Nas últimas semanas tenho escutado com regularidade em rádios estrangeiras, a voz alterada do que penso ser uma brasileira, denunciando hediondos crimes em Nampula.

Segunda a senhora, crianças, sobretudo crianças, são esventradas para lhes retirarem orgãos vitais que depois são comercializados internacionalmente.

Na última comunicação da senhora, ampliada por uma intensa troca de mensagens por correio electrónico, dizia estar escondida algures com cinco crianças e que a polícia estava a tentar levar uma delas, subentendendo-se que a corporação é pelo menos cúmplice de tão monstruosa operação. Não sei a que ordem religiosa pertence. O convento onde se abriga também não está claramente identificado.

Todos sabemos das maleitas da nossa polícia, dos bandidos fardados que nos assaltam diariamente. Este facto contudo não me dá o direito de pensar que a corporação é parte de uma rede de tráfico de crianças e orgãos humanos. Nestes termos, cada vez que falo com o comandante Miguel dos Santos ou com o Dr. Nataniel Macamo ter-me-ia de pôr em sobreaviso sobre os nefandos e inconfessáveis mistérios que escondem as suas missões na polícia.

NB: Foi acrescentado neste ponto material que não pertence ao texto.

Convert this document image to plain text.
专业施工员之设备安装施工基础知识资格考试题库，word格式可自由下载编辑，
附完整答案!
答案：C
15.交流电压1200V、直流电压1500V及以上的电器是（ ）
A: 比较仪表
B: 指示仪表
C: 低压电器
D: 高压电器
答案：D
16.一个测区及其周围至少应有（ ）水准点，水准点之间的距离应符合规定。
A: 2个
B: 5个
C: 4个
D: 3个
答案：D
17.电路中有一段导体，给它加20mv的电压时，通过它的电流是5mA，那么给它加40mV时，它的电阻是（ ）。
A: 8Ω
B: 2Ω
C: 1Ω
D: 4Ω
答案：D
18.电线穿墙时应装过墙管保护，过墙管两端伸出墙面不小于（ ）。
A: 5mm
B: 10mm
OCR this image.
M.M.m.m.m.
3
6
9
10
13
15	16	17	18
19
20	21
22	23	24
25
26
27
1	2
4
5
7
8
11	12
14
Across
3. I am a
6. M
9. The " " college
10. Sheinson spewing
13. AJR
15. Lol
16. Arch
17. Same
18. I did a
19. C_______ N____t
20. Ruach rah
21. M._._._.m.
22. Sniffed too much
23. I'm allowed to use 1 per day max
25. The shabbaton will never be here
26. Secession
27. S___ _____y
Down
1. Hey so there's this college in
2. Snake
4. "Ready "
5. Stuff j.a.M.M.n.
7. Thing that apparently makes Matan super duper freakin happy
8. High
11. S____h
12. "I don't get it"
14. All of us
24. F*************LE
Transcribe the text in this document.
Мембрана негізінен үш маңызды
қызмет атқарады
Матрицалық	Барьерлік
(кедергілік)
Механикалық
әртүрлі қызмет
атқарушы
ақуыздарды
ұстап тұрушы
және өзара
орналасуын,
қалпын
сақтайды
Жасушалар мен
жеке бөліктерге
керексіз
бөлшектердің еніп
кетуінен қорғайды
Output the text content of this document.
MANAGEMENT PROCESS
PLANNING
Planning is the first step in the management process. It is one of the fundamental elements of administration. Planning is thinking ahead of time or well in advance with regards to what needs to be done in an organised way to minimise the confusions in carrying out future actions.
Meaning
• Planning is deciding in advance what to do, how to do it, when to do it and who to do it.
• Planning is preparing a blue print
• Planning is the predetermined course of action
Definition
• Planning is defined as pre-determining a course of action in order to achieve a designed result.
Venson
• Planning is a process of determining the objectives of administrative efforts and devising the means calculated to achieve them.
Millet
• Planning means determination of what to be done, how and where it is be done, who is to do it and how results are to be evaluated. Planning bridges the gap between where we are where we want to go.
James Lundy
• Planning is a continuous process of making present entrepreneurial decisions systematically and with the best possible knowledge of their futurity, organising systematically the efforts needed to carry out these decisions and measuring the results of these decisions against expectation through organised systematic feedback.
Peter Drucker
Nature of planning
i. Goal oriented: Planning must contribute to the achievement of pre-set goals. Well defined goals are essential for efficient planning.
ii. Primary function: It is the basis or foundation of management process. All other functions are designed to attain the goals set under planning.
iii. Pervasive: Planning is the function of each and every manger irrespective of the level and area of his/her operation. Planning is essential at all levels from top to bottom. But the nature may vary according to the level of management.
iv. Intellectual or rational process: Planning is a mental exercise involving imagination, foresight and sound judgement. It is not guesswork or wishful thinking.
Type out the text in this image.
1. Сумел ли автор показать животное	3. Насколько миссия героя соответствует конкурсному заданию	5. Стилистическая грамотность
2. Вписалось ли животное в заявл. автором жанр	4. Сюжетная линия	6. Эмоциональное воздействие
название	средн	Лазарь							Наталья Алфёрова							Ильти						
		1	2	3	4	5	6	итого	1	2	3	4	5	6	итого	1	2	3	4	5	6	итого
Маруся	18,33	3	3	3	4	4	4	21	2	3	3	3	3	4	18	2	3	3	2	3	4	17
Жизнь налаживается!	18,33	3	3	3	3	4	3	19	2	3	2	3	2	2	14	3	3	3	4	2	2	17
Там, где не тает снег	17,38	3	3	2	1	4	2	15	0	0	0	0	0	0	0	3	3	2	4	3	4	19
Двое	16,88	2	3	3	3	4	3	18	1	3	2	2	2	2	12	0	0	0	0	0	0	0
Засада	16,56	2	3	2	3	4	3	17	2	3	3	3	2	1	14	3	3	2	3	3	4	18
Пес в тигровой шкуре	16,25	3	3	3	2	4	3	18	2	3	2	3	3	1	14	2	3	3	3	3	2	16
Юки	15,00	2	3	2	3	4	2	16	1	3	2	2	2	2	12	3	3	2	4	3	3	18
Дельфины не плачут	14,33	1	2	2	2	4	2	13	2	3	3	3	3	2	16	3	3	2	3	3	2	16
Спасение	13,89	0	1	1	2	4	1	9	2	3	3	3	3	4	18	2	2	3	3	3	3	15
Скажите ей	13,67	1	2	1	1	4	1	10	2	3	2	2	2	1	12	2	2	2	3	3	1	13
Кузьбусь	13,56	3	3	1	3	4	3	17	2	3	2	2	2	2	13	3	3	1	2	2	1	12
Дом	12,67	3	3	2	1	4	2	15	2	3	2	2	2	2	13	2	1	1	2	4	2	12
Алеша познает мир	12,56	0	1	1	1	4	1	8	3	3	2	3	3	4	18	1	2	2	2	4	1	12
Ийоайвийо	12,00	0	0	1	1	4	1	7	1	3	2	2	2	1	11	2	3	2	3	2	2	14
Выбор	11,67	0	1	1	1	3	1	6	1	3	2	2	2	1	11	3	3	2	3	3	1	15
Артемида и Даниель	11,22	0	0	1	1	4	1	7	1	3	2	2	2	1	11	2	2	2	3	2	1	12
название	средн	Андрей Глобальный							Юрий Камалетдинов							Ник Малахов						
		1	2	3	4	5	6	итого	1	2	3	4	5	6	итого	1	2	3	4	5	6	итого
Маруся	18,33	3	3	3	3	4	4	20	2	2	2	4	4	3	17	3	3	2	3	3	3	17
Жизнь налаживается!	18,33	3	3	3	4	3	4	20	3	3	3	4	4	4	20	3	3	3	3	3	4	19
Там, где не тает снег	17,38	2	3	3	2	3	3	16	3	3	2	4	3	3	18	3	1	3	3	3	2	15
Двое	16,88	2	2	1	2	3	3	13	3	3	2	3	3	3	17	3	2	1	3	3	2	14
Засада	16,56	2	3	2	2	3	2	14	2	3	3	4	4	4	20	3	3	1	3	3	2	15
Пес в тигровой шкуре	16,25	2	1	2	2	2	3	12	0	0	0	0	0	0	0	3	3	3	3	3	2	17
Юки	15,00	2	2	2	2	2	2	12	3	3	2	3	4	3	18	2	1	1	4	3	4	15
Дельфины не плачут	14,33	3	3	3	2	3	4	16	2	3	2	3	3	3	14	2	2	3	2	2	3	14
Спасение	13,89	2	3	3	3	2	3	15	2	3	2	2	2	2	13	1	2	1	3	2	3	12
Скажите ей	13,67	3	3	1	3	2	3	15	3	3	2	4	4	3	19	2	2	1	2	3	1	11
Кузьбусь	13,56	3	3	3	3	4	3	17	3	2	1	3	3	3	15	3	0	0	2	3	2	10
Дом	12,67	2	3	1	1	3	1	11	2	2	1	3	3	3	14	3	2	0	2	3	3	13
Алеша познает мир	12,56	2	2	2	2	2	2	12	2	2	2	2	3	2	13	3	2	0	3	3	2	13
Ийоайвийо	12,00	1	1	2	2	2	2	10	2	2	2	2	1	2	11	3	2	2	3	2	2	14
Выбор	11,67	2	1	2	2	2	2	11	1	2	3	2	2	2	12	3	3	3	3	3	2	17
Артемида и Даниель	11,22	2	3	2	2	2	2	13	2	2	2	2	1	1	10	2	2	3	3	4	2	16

Do que me é dado a ver, o desempenho do Dr. Abdul Razak como governador de Nampula, embora passível de críticas, aliás como todos nós, parece-me uns furos acima da média nacional. Não faço dele um sucedâneo de um barão colombiano, nem os seus equivalentes nigerianos e congoleses. Ouvir uma voz desbragada pela rádio sugerir que o governador é cúmplice do tráfico de crianças não deixa de me incomodar.

Eu sei que para além da súbdita brasileira, há o bispo Jaime Gonçalves que solicitou os ofícios de sua excelência, há a preocupação da inefável Dra. Alice Mabote e a intervenção televisiva do procurador Joaquim Madeira, citando também as preocupações do líder (não sei se dos católicos, da IURD ou da meditação transcendental).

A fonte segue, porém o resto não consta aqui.